Al menos dos desconocidos participaron en el robo, perpetrado en una iglesia situada a pocas manzanas del Vaticano, de varias estatuillas de una mujer embarazada, regaladas a principios de este octubre al papa Francisco por indígenas de la Amazonía. Labradas en madera, las figuras fueron arrojadas a un río a manera de ‘advertencia’ contra la adoración de imágenes no católicas. Todo el proceso fue filmado, aparentemente temprano en una mañana, y el video se publicó este 21 de octubre en LifeSite News, sitio ultraconservador, según lo define AP.

En la grabación se puede observar a un hombre de camisa blanca que se levanta de los bancos de la iglesia de Santa Maria in Traspontina, de Roma (Italia), y acompañado por otro que lo sigue con la cámara, saca fuera del templo las estatuillas, que al decir de estos católicos ultraconservadores representa a una diosa de la fertilidad, la Pachamama, reverenciada en particular en el altiplano andino.

Los individuos llevaron las estatuas a un puente sobre el río Tíber y a continuación las arrojaron a sus aguas.

El sitio web cita el manifiesto del organizador de esa iniciativa, que, dice: «se hizo por una sola razón: la religión católica y sus fieles están siendo atacados por miembros de su propia Iglesia».

¿Un regalo «pagano» al papa?

A principios de este mes, el papa Francisco recibió dichas piezas artísticas y religiosas como un regalo de líderes indígenas amazónicos, que participaron en una ceremonia de plantación de árboles en los jardines del Vaticano. Para el pontífice, según el sitio web Vatican News, fue una oportunidad para pronunciar un sermón sobre el cambio climático, con referencias a los árboles plantados en «la tierra de la Amazonía […] bañada en la sangre de los que han muerto luchando contra su destrucción».

Como parte de la ceremonia, una mujer, que llevaba su vestido ritual, entregó al sumo pontífice las estatuas, que muestran a una indígena embarazada y semidesnuda.

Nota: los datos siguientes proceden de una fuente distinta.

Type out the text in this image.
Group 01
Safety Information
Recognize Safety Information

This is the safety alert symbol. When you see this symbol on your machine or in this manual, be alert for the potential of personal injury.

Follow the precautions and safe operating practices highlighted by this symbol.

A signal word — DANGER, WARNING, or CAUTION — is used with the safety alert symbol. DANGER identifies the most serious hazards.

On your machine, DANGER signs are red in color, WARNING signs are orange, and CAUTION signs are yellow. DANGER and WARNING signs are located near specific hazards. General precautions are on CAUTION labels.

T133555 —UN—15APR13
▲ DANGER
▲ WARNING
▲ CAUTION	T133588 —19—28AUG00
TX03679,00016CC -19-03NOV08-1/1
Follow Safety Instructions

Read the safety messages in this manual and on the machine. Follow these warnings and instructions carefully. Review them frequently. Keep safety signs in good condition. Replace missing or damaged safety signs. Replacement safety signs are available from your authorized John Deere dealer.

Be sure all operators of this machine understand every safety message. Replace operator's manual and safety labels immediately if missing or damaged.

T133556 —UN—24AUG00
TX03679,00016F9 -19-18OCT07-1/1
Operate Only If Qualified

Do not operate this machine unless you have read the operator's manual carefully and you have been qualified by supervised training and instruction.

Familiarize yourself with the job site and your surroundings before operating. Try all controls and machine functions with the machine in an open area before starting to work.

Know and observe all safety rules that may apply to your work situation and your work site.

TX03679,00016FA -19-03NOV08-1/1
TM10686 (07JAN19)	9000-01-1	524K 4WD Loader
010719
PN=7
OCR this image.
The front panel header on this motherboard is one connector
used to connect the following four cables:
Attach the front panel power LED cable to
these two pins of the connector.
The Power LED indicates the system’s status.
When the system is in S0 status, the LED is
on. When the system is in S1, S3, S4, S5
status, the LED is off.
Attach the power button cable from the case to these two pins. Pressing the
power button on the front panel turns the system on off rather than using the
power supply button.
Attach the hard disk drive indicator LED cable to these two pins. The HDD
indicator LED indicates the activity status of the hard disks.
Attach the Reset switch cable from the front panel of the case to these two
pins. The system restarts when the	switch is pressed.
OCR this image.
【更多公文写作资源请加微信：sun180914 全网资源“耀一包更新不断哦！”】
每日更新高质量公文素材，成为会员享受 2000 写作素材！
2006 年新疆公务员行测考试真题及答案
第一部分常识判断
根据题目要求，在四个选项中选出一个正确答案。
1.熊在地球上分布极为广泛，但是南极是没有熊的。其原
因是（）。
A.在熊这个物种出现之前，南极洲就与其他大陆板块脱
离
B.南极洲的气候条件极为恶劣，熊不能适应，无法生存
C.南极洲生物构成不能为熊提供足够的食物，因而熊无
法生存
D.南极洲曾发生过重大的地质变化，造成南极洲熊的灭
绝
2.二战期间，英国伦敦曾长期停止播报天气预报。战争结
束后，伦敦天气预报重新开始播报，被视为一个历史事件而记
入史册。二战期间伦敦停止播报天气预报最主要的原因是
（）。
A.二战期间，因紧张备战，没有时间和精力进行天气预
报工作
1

A pesar de que, de acuerdo con el Vaticano, estas piezas representan un símbolo de la vida, la actividad en sí misma desencadenó una lluvia de críticas por parte de ciertos sectores católicos. Así, el padre Gerald Murray, experto canonista que presenció el acto, lo tachó de «ceremonia religiosa pagana» y además «horrenda».

Ya antes del robo, el sitio LifeSite News había publicado una petición en línea para eliminar esas figuras de las iglesias católicas. La solicitud había reunido más de 16.000 firmas para el momento en que los fanáticos ladrones decidieron actuar por su cuenta.

Entre tanto, la Policía local aborda el incidente como un robo.